Dealing with challenges
Brazil is becoming a centre for biotechnology, too, utilising British expertise and innovation. Oxitec, a British biotech company, has been collaborating with Brazilian companies to transfer new technologies developed in the UK to fight dengue fever. In July, Oxitec formally opened a new facility, attended by the Minister of Health of Brazil, Alexandre Padilha.
“The UK is a world leader in new science-based technologies and we should be looking to export this expertise to high growth markets, such as Brazil, and turn it into commercial success,” said Hadyn Parry, Oxitec CEO. “Brazil has a technologically sophisticated regulatory regime ready to take up the challenge of new scientific approaches.”
The Brazilian market does offer challenges for UK companies.
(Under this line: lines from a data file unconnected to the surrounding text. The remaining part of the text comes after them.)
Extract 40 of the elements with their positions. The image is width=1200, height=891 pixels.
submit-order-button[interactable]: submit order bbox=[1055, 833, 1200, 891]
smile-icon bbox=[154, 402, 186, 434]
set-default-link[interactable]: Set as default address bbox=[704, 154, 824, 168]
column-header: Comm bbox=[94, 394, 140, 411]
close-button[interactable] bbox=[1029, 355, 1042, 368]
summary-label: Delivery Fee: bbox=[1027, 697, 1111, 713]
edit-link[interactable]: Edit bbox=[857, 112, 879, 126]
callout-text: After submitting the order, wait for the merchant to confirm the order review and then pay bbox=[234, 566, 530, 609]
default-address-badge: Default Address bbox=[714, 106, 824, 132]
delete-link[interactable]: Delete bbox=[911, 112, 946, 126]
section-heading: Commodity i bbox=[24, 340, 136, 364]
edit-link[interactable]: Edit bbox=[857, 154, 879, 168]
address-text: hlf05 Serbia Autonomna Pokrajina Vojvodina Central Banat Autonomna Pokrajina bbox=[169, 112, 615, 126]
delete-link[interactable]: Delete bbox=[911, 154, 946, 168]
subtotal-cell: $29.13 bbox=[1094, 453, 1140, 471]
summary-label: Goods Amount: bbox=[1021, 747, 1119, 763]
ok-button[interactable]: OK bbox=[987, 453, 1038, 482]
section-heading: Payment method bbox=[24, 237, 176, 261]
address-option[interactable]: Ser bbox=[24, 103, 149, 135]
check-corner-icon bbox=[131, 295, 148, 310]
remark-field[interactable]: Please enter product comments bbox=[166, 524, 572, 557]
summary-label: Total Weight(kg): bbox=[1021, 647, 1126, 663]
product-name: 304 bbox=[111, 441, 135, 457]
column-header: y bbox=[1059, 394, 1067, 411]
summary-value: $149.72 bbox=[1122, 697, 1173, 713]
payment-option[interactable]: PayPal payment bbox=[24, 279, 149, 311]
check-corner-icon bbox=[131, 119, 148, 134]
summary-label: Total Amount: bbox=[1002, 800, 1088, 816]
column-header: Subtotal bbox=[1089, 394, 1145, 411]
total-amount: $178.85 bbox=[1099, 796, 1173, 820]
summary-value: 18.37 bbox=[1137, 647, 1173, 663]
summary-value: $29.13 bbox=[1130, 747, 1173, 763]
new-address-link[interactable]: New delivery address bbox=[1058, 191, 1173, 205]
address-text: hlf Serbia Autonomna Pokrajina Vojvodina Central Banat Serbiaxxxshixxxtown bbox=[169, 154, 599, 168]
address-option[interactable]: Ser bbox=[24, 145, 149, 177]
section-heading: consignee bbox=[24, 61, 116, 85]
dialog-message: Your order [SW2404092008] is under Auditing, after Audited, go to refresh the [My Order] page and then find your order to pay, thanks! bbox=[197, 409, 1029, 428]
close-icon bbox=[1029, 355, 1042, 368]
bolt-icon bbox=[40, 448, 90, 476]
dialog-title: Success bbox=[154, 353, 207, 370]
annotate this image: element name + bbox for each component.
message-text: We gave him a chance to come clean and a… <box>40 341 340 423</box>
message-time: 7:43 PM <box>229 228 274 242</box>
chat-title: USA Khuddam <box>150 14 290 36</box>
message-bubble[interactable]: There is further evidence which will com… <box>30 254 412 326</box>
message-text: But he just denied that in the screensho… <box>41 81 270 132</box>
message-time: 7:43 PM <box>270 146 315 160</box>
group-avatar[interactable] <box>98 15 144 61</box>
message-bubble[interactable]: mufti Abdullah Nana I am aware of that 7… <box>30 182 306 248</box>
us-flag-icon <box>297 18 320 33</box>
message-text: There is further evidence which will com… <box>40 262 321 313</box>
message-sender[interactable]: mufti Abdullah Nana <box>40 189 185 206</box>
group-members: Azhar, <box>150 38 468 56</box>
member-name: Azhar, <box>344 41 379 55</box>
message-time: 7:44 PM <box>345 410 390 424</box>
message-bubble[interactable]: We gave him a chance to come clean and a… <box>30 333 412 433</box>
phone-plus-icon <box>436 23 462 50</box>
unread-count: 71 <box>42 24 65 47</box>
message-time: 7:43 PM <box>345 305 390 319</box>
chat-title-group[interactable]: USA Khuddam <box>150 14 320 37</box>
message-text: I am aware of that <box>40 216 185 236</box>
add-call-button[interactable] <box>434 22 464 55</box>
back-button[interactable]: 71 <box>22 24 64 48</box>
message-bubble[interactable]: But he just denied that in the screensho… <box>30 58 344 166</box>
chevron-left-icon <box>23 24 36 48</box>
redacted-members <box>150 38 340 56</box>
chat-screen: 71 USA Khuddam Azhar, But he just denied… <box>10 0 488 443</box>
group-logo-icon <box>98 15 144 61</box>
Brazil’s tax regime is complex, import charges are high, labour regulations are strict and poor infrastructure and bureaucracy can create bottlenecks. In Ernst and Young’s Brazilian Attractiveness Survey, improving education and training in new systems and technologies topped the list of reforms that UK investors felt the Brazilian government needed to make, in order to improve innovation.
Yet Brazil can be a profitable market to operate in. Its people are friendly, helpful, open and keen to foster good business and personal relationships; and, culturally, the UK and Brazil share many similar values.
“The overall outlook for Brazil in terms of the prospects for closer ties and collaboration with UK business, leading to greater investment from the UK, looks very positive indeed,” says Ed Hudson, head of Brazil Business Services at Ernst & Young in the UK. “Progressing some of these projects is not without its challenges. But if Brazil can start to address and introduce some of the reforms that both UK and global investors say are required, the opportunities are tremendous.”